The state Publicity Secretary of the Peoples Democratic Party, Mr. George Ukwuoma-Nwogba, defended Amaechi’s action, saying it was in order because it would prevent chief executives from short-changing the state.
He said, “What the governor has done by giving his assent to the bill is a welcome development. We have seen former chief executives getting very poor after they left their official positions. The law will prevent any governor in the state from stealing while in office. This is because while in office, the chief executives will have it at the back of their mind that they have something to gain after their stay in office as governors and deputy governors.”
Also, the Chief Press Secretary to the governor, Mr. David Iyofor, explained that there was nothing wrong in giving assent to the bill. Iyofor pointed out that contrary to the opinion in some quarters, the document on Public Pension was not an executive bill. He said the bill originated from a member of the House and was passed into law before it was brought to the governor for his assent.
The governor’s aide noted that the bill would have been vetoed into law if the governor had refused to give his assent to it, adding that the document was not the only one that got Amaechi’s endorsement. “There were other bills among the five bills that are directly beneficial to the people and the governor approved them alongside the Public Pension bill. Again, the bill is not an executive bill; it was sponsored by a member of the House.”
But a chieftain of the All Nigeria Peoples Party, Chief Asukewe Iko-Awaji, described the House as a rubber stamp of the executive.
Iko-Awaji argued that for the House to have thought of paying governors pensions and other benefits after leaving offices was an indication that the legislature in the state was an extension of the executive.
Iko-Awaji, who is the former National Vice Chairman of the ANPP, South-South, said the new bill would be challenged in court.
He, however, doubted the ability of the judiciary to handle such petition because the third arm of government had not proved that it was independent.
He said, “The problem we have is that we don’t have a House that is in support of the masses in the state. What we have is a rubber stamp House. We were happy when the National Assembly said it would raise a bill to make state Houses of Assembly in the country autonomous. How many times has the House passed a bill that would benefit the people of the state?”
Also dissatisfied with the handling of the bill, the Niger Delta Citizens and Budget Platform charged the House to begin the process of repealing the new law on Public Office Holders Pension.
The NDCBP coordinator, Mr. Ken Henshaw, who described the law as obnoxious, undemocratic and anti-people, said the state legislature should abolish the law in the interest of the people.
He said, “The provisions in the law are unsustainable and will put further pressure on the already weak economy of the state. We observe that the passage of the bill into law is coming at a time when Rivers State Government has at various times admitted that its financial situation was precarious.

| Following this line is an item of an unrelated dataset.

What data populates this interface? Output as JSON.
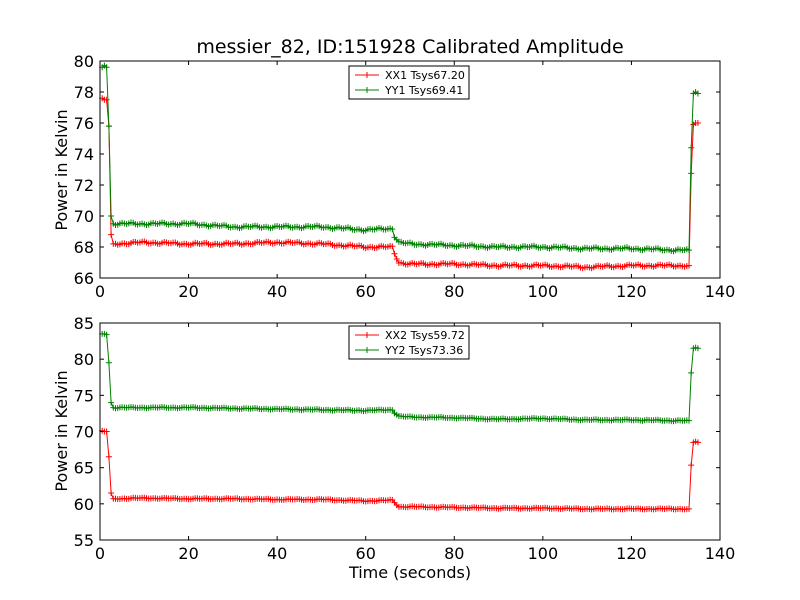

“Politics is supposed to be a part-time venture and it is not pensionable. Youth unemployment is an admitted problem in Rivers. The money that would be used to cater for former governors should be used to address the problem of unemployment. The wealth accumulated by former governors and deputy governors while in office is enough for them. Adding pension and other benefits to it will affect the polity,” Henshaw added.
While the controversy on the new law appears to be unending, there is no doubt that the economy of the state will be sapped in the next 20 years when many ex-governors, their deputies, drivers and the retinue of domestic workers continue to draw funds from the state treasury.
Currently, not a few have likened the recent development in the state to the proverbial “taking coal to Newcastle.”